The transfer of employee liability information


When you transfer employees from your business, you must provide certain information about the employees who are transferring to the new employer. This is known as employee liability information.

The aim of this information is to give the new employer time to understand their obligations towards the transferred employees.

You must provide all information in writing not less than 14 days before the relevant transfer. This can be as electronic files as long as the new employer can readily access the information.

If there is not much information to pass on, eg because only a few employees are transferring, you can provide the information by telephone. Consider asking the new employer which method they would prefer. It would be prudent to keep a full record of all such information, either way.

You can provide the information in stages. However, you must have given all the information before - ideally at least two weeks before - the completion of the transfer. You can also provide the information via a third party if you wish.

You cannot agree with the new employer not to supply this information.

If you do not provide employee liability information, the new employer can make a complaint to an industrial tribunal. This could lead to a compensatory award for any loss the new employer incurs due to not having the information. Compensation is usually at least £500 per employee affected.

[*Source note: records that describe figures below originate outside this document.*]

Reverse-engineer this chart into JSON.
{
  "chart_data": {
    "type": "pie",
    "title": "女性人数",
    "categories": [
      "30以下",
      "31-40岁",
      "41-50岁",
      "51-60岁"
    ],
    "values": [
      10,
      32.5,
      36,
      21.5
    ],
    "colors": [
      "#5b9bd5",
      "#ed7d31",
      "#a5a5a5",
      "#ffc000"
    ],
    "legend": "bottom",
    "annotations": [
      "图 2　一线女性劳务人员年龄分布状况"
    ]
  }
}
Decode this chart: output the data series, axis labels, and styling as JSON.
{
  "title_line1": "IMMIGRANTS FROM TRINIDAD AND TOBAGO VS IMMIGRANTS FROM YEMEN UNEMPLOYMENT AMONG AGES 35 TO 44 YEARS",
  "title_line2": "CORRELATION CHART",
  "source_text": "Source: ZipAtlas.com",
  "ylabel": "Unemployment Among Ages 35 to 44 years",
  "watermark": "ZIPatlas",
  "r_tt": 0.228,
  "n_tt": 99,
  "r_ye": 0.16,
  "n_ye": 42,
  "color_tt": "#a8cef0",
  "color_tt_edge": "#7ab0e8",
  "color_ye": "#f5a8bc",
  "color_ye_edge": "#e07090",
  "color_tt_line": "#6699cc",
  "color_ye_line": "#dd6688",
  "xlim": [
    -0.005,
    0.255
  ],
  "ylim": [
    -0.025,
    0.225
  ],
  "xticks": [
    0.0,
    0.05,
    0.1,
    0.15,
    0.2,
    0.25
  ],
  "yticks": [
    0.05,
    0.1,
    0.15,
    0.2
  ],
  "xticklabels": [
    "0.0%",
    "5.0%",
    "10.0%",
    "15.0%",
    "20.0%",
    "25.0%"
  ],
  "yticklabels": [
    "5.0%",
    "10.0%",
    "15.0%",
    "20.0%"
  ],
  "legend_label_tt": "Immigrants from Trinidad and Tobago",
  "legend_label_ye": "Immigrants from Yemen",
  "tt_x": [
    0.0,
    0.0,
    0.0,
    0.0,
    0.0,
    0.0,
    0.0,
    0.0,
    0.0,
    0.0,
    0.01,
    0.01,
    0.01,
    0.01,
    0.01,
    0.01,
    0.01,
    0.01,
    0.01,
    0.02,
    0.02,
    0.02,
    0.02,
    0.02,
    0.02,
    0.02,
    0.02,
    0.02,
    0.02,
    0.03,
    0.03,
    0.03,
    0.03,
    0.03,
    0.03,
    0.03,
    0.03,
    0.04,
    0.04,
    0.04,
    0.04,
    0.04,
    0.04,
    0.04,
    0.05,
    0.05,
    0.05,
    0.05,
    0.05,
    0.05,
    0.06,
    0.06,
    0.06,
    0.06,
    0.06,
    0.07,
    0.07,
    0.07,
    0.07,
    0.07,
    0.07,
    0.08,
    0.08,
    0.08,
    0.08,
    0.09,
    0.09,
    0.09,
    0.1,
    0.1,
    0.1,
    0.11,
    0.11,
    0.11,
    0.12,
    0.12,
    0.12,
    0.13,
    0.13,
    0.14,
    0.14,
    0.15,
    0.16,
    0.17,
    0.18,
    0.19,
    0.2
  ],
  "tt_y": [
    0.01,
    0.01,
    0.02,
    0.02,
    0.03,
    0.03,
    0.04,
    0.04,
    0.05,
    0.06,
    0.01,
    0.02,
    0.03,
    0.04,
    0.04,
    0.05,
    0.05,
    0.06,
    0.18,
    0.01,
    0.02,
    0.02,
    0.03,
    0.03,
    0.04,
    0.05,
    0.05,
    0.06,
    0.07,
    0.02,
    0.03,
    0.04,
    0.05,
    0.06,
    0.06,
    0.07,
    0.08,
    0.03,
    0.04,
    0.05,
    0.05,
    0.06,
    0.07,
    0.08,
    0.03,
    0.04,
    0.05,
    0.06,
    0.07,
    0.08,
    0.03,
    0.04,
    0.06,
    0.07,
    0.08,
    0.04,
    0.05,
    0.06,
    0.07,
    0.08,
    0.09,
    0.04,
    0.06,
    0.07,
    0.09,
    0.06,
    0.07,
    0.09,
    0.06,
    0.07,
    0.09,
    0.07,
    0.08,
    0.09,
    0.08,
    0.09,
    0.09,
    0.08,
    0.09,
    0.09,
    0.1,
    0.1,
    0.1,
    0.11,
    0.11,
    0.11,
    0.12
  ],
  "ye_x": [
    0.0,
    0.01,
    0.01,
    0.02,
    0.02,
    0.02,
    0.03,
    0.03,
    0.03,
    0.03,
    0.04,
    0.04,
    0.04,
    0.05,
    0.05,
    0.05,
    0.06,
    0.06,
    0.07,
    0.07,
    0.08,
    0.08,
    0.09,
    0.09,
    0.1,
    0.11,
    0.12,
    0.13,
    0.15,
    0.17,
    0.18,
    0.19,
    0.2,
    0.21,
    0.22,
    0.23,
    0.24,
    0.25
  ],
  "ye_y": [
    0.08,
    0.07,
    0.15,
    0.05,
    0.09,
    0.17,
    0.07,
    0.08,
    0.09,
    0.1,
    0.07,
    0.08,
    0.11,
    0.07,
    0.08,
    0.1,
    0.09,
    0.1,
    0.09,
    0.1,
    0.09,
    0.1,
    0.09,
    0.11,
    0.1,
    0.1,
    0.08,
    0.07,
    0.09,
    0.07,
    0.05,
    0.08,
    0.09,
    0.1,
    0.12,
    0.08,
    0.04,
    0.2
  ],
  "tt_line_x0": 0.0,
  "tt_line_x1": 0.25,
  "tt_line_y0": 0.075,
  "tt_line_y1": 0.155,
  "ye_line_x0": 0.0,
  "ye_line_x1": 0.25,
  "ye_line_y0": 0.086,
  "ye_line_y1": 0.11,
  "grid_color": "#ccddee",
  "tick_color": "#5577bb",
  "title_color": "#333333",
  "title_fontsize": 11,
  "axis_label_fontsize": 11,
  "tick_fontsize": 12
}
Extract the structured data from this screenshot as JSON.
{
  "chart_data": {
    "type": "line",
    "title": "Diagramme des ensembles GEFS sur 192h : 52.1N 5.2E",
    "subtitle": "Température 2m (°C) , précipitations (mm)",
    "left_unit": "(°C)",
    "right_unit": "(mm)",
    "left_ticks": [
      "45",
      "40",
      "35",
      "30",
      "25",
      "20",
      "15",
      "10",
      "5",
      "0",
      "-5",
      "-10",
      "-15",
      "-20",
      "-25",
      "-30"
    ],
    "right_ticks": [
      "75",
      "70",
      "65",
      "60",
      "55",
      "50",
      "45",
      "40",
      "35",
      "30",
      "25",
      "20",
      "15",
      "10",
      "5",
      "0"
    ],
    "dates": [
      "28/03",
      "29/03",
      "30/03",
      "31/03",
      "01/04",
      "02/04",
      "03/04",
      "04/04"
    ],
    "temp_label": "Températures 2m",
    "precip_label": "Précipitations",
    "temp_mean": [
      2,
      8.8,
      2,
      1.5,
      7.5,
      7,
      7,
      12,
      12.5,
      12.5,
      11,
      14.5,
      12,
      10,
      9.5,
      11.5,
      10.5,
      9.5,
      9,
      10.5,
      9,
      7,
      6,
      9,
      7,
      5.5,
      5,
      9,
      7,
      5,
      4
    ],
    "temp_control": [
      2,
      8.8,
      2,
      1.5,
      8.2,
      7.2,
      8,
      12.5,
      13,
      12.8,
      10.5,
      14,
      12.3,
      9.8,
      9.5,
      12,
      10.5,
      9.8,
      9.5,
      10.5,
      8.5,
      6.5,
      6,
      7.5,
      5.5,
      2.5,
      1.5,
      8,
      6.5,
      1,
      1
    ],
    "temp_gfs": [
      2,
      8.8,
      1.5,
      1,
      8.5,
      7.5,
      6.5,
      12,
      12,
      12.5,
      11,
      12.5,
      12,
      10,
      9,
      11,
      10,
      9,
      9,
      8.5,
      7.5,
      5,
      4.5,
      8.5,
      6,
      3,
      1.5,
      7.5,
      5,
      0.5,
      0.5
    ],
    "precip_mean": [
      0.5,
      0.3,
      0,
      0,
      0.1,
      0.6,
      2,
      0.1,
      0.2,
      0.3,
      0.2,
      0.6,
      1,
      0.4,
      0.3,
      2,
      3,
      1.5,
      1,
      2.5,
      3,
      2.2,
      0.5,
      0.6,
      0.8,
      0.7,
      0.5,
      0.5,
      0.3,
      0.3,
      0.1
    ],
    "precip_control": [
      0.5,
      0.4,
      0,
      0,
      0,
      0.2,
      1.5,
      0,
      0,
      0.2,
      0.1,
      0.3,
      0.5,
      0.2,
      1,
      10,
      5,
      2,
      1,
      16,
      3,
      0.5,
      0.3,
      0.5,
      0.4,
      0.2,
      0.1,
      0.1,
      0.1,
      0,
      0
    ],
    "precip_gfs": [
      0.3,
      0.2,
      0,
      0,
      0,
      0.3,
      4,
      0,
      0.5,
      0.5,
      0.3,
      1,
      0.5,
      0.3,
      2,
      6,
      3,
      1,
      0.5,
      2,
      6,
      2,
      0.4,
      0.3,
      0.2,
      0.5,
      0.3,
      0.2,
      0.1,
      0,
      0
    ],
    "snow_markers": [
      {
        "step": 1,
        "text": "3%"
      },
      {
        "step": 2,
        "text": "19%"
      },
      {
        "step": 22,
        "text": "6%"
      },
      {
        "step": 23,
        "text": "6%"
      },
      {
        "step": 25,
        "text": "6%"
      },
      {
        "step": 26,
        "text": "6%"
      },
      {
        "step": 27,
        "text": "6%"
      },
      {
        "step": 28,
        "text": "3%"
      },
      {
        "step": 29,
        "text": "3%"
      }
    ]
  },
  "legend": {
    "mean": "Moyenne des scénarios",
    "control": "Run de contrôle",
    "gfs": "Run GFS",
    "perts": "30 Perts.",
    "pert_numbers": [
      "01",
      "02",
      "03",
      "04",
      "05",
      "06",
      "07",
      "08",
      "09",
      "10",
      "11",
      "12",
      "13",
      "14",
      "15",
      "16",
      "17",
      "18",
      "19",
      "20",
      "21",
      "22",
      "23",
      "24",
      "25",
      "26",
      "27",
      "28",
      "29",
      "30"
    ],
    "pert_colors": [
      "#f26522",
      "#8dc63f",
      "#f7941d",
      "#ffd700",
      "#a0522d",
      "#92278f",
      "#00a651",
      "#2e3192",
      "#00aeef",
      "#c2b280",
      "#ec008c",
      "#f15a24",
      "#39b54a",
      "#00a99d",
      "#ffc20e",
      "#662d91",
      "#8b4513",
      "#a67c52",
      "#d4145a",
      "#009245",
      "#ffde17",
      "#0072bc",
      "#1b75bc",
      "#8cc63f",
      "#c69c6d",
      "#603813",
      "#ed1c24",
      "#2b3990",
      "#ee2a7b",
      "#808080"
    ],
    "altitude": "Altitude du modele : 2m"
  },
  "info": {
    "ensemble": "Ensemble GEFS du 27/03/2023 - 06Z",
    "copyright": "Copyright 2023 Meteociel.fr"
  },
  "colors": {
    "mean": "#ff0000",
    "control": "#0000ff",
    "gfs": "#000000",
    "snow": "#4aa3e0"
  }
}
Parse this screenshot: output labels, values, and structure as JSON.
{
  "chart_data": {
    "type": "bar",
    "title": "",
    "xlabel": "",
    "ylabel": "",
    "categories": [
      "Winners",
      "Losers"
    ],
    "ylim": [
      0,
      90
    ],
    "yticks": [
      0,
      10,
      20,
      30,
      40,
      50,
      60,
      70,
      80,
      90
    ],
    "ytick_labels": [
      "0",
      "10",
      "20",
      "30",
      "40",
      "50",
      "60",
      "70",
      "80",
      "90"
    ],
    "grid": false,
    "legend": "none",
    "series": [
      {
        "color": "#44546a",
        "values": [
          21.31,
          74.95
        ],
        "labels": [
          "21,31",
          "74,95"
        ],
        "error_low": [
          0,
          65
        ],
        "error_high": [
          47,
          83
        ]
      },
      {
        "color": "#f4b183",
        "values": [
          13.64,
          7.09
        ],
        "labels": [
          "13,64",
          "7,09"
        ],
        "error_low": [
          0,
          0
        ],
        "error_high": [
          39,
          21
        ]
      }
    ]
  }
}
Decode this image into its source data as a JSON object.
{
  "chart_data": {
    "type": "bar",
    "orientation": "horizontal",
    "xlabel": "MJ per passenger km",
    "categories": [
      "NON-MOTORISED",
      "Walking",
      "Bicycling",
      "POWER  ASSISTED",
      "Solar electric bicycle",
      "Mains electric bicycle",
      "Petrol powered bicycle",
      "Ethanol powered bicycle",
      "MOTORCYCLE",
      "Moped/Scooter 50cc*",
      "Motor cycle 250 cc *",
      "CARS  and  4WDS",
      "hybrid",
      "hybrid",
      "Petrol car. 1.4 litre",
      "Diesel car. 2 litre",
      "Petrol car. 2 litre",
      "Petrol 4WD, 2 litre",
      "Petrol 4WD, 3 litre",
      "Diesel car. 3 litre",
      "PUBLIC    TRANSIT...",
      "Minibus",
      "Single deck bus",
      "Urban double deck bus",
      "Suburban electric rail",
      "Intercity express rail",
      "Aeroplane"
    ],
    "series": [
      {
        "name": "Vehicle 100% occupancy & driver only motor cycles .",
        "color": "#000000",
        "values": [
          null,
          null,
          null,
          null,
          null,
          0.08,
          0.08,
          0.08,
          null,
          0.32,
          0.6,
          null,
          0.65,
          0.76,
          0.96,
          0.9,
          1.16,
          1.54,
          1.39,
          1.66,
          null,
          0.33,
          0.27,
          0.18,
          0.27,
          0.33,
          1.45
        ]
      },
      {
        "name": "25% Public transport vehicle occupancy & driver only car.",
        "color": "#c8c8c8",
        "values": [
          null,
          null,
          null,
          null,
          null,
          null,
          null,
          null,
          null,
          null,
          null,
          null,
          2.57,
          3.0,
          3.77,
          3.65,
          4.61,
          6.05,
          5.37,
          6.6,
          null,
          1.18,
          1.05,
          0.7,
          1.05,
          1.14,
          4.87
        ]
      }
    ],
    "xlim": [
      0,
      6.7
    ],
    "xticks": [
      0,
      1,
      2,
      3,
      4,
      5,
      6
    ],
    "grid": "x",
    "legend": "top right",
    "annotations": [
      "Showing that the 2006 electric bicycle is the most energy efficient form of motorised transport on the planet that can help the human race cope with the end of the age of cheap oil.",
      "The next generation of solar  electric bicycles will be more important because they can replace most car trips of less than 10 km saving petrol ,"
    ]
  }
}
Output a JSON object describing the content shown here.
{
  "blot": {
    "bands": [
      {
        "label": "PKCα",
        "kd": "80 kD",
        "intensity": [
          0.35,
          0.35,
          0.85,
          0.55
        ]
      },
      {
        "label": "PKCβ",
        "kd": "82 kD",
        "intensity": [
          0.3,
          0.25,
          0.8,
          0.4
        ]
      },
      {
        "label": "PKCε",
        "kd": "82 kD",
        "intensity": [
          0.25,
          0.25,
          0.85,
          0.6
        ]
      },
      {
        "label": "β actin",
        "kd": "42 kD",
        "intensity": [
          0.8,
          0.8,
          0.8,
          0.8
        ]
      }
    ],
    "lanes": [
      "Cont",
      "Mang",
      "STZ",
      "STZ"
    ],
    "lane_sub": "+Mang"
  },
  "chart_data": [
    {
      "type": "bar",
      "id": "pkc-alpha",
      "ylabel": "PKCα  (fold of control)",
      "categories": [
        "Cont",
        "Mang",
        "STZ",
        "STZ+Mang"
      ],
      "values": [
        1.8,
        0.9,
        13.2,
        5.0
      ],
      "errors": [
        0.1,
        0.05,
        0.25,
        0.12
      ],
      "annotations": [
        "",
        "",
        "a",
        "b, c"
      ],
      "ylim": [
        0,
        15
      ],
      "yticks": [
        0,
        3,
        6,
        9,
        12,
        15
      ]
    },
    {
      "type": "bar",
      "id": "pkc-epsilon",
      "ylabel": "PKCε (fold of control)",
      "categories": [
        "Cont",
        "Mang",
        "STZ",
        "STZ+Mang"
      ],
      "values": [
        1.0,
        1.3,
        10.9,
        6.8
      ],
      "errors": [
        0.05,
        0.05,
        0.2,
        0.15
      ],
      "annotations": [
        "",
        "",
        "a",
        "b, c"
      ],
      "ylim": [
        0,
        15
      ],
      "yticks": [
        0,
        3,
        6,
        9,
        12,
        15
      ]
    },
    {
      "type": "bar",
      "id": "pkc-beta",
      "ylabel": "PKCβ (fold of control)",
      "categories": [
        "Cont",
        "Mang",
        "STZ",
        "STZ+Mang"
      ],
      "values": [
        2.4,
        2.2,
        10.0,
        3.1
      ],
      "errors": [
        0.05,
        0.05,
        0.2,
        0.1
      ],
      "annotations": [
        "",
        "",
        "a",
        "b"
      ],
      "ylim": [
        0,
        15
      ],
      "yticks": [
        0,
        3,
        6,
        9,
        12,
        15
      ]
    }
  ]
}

The information you must provide

You must provide:

  • identity and ages of the employees who will transfer
  • their statements of employment particulars
  • details of any collective agreements that apply
  • details of any formal disciplinary action taken in the past two years to which the statutory disciplinary and dismissal procedures apply
  • details of any employee grievances raised in the past two years to which the LRA Code of Practice on Disciplinary and Grievance Procedures applies
  • instances of any legal actions against you in the past two years by the transferring employees and any potential legal actions that may be brought

If any of this information changes before the transfer is complete, you must provide the changes in writing to the new employer.